We’re all familiar with design/build and design/bid/build processes of securing commercial integration projects, but there’s a trend toward more fluid design methodologies.
These days it’s worth examination of methods such as Construction Manager at Risk (CMAR) and Integrated Project Delivery (IPD). In a nutshell, these design processes bring consultants and contractors into the project lifecycle early, then ask them to work together to meet the customer’s criteria in the most cost-effective manner.
The different participants feed off one another’s strengths, creating win-win scenarios for everyone involved.
“There are several advantages to an IPD, CMAR or similar process,” explains Michael Shafer, director of consulting for JBA Consulting Engineers.
“The idea is to get the best work out of each player, because each feels he or she has a real influence on the finished product. Sub-contractors have a chance to provide a real-world perspective before the drawings are finalized. Earlier input can speed up the overall process, so these methods are often used on fast-track projects. Typically they’re cost effective as well, finishing at or below budget.”
PHOTOS: Saint Xavier University Campus
CMAR was recently applied at the new Saint Xavier University campus in Gilbert, Ariz. It was an unusually rapid and innovative project, completed in just 19 months from initial planning to opening. Let’s delve deeper into how that successful integration proceeded to get an example of how firms may benefit from bucking the traditional ways.
Flexible and Functional
Saint Xavier University, founded in Chicago in 1846, is a mid-sized Catholic university offering degrees in business, education, nursing, and liberal arts and sciences. About three years ago, they connected with the town of Gilbert and partnered to build a university campus downtown.
The decision sparked a reevaluation of teaching methods throughout Saint Xavier.
“We formed a task force, 100 percent faculty, and challenged them to dream the impossible,” says Dr. Chris Zakrzewski, assistant provost for Technology and Instructional Innovation. “What would they want in their classrooms, not in five or 10 years, but in 25 years?”
He says they understood that technology today turns over every five to seven years, “but the building itself has to last.” The group was familiar with a growing body of research that stresses the advantages of collaborative, socially interactive teaching methods, and so they pushed for the creation of learning studios, rather than traditional classrooms, on the new campus.
“On the other hand, we know that transformative processes take time,” says Zakrzewski. “We wanted pedagogically flexible spaces that would accommodate the early adopters on our faculty as well as traditional lecturers.”
Collaborative Technology Throughout
The new campus opened last fall with a single four-story building. It includes six general-purpose learning studios designed by Carrie Perrone, AIA, principal and project designer for architecture and engineering firm SmithGroupJJR and Nathaniel Holland, senior project consultant, Audiovisual, for JBA.
Each studio has shared, wall-mounted 65-to-75-inch displays and wall-to-wall whiteboards for multiple groups of students. Two of the studios have fixed tables for groups of up to seven students. Two have smaller, movable tables for groups of various sizes or to be set up for lecture/discussion formats. Two use tables of varying heights, which, when used for lectures, function like traditional tiered classrooms.
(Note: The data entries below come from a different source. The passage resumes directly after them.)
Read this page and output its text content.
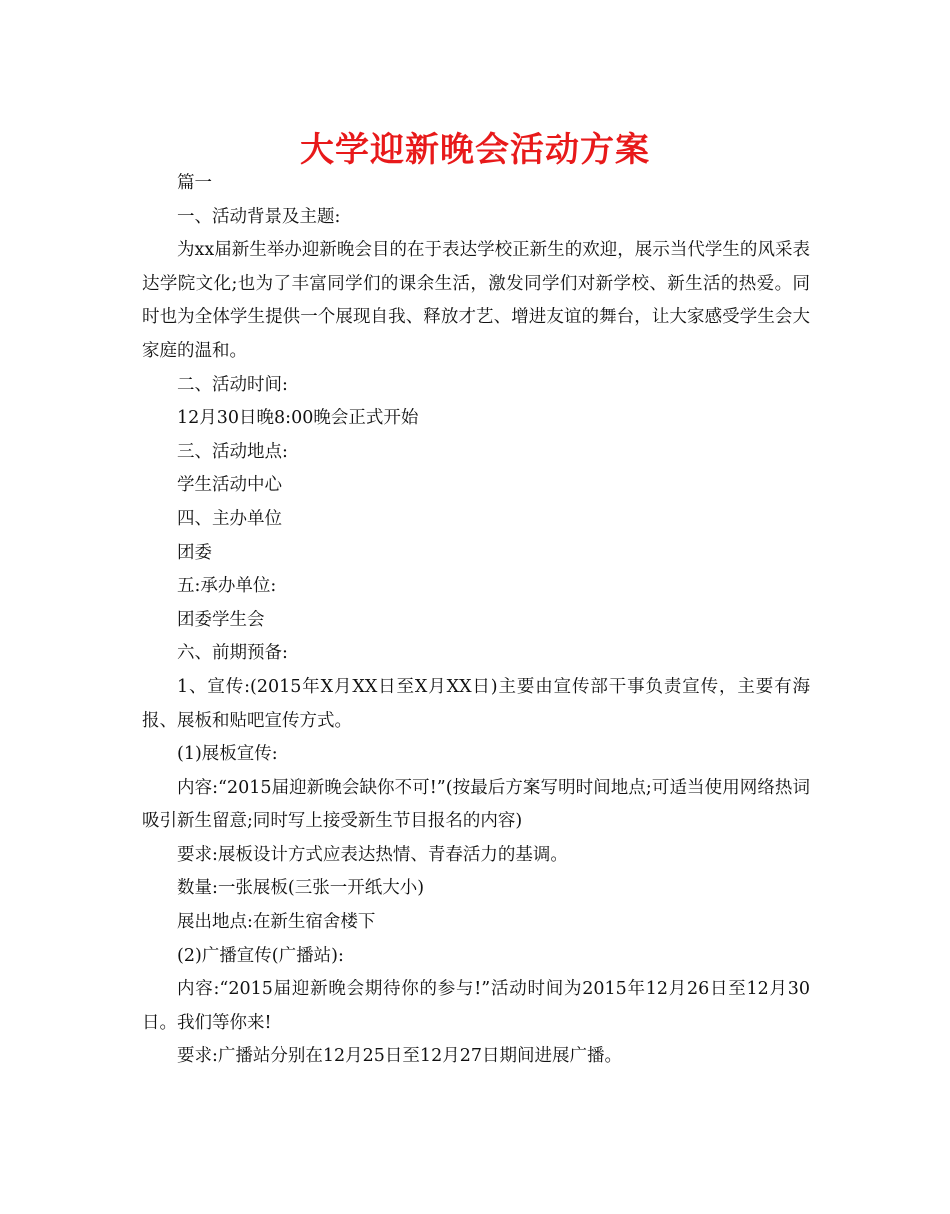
大学迎新晚会活动方案

篇一

一、活动背景及主题:

为xx届新生举办迎新晚会目的在于表达学校正新生的欢迎，展示当代学生的风采表达学院文化;也为了丰富同学们的课余生活，激发同学们对新学校、新生活的热爱。同时也为全体学生提供一个展现自我、释放才艺、增进友谊的舞台，让大家感受学生会大家庭的温和。

二、活动时间:

12月30日晚8:00晚会正式开始

三、活动地点:

学生活动中心

四、主办单位

团委

五:承办单位:

团委学生会

六、前期预备:

1、宣传:(2015年X月XX日至X月XX日)主要由宣传部干事负责宣传，主要有海报、展板和贴吧宣传方式。

(1)展板宣传:

内容:“2015届迎新晚会缺你不可!”(按最后方案写明时间地点;可适当使用网络热词吸引新生留意;同时写上接受新生节目报名的内容)

要求:展板设计方式应表达热情、青春活力的基调。

数量:一张展板(三张一开纸大小)

展出地点:在新生宿舍楼下

(2)广播宣传(广播站):

内容:“2015届迎新晚会期待你的参与!”活动时间为2015年12月26日至12月30日。我们等你来!

要求:广播站分别在12月25日至12月27日期间进展广播。
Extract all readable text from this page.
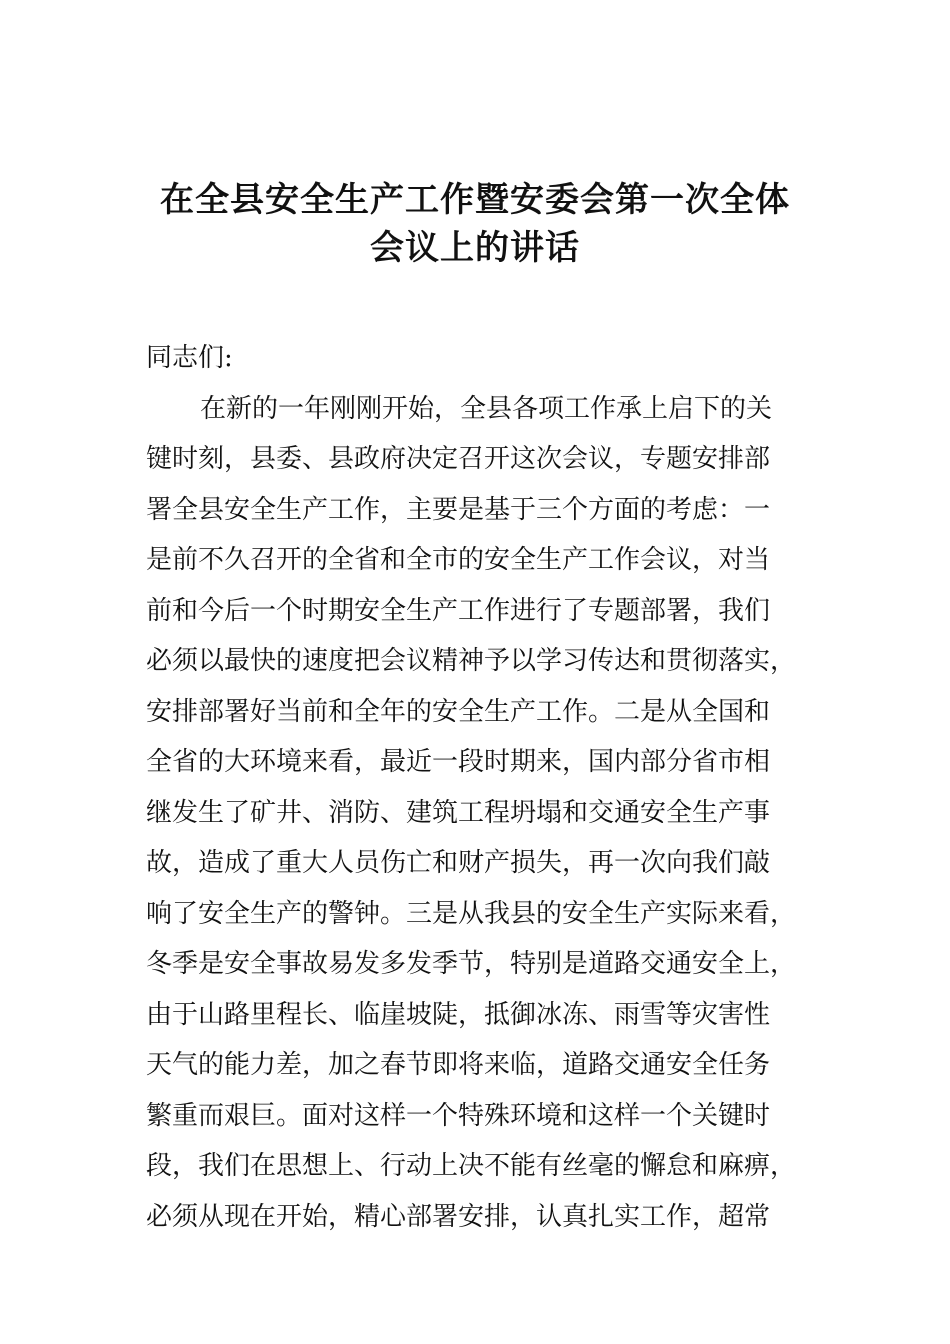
在全县安全生产工作暨安委会第一次全体
会议上的讲话
同志们:
在新的一年刚刚开始，全县各项工作承上启下的关
键时刻，县委、县政府决定召开这次会议，专题安排部
署全县安全生产工作，主要是基于三个方面的考虑：一
是前不久召开的全省和全市的安全生产工作会议，对当
前和今后一个时期安全生产工作进行了专题部署，我们
必须以最快的速度把会议精神予以学习传达和贯彻落实，
安排部署好当前和全年的安全生产工作。二是从全国和
全省的大环境来看，最近一段时期来，国内部分省市相
继发生了矿井、消防、建筑工程坍塌和交通安全生产事
故，造成了重大人员伤亡和财产损失，再一次向我们敲
响了安全生产的警钟。三是从我县的安全生产实际来看，
冬季是安全事故易发多发季节，特别是道路交通安全上，
由于山路里程长、临崖坡陡，抵御冰冻、雨雪等灾害性
天气的能力差，加之春节即将来临，道路交通安全任务
繁重而艰巨。面对这样一个特殊环境和这样一个关键时
段，我们在思想上、行动上决不能有丝毫的懈怠和麻痹，
必须从现在开始，精心部署安排，认真扎实工作，超常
“Yet professors can still rearrange the room in minutes for collaborative projects,” Zakrzewski notes. Throughout the building is a gigabit wireless network, which gives students the ability to connect to each other and to the Internet with any device — laptops, tablets or smartphones.
“We’re no longer living in a plug-in world,” says Tim Johnson, senior project consultant, Telecom, for JBA who designed the network and server room for the new building. In addition, there is a server room and six smaller IT equipment rooms, all connected with a 10GB fiber- optic backbone, ensuring that the building will be ready as data speeds increase.
Also See: Why You Don’t Have to Start from Scratch When Designing Higher Ed Huddle Rooms
Also on the network are 70 Christie Brio presentation servers, which add wireless connectivity from the instructor and student systems to the various displays. The Brios provide a simple method for anyone with network access to send images and sound from any computer, phone or tablet wirelessly to any display or combination of displays.
The third floor includes a full hospital simulation laboratory for the nursing program, with an elaborate video recording and playback system used for debriefing. There’s also a learning studio for nursing, dubbed the Immersion Room.
At the front is a hospital bed with a patient manikin. A ceiling-mounted camera captures demonstrations and projects them on the monitors wall-mounted around the room.
On the first floor is the general assembly, a high-ceiling space ideal for student and community events. It includes a three-projector video system, which can show a 40-foot edgeless, blended image or two or three side-by-side images.
The room itself has a flat floor but includes tiered, retractable seating in the back and movable tables and chairs in the front.
“We can seat anywhere from 50 to 230 people, or pull out all of the furniture for receptions or job fairs,” Zakrzewski says. “At Saint Xavier, it’s all about the students, not the instructors or the building,” says JBA’s Shafer. “The university is changing how teaching has been taking place for centuries.”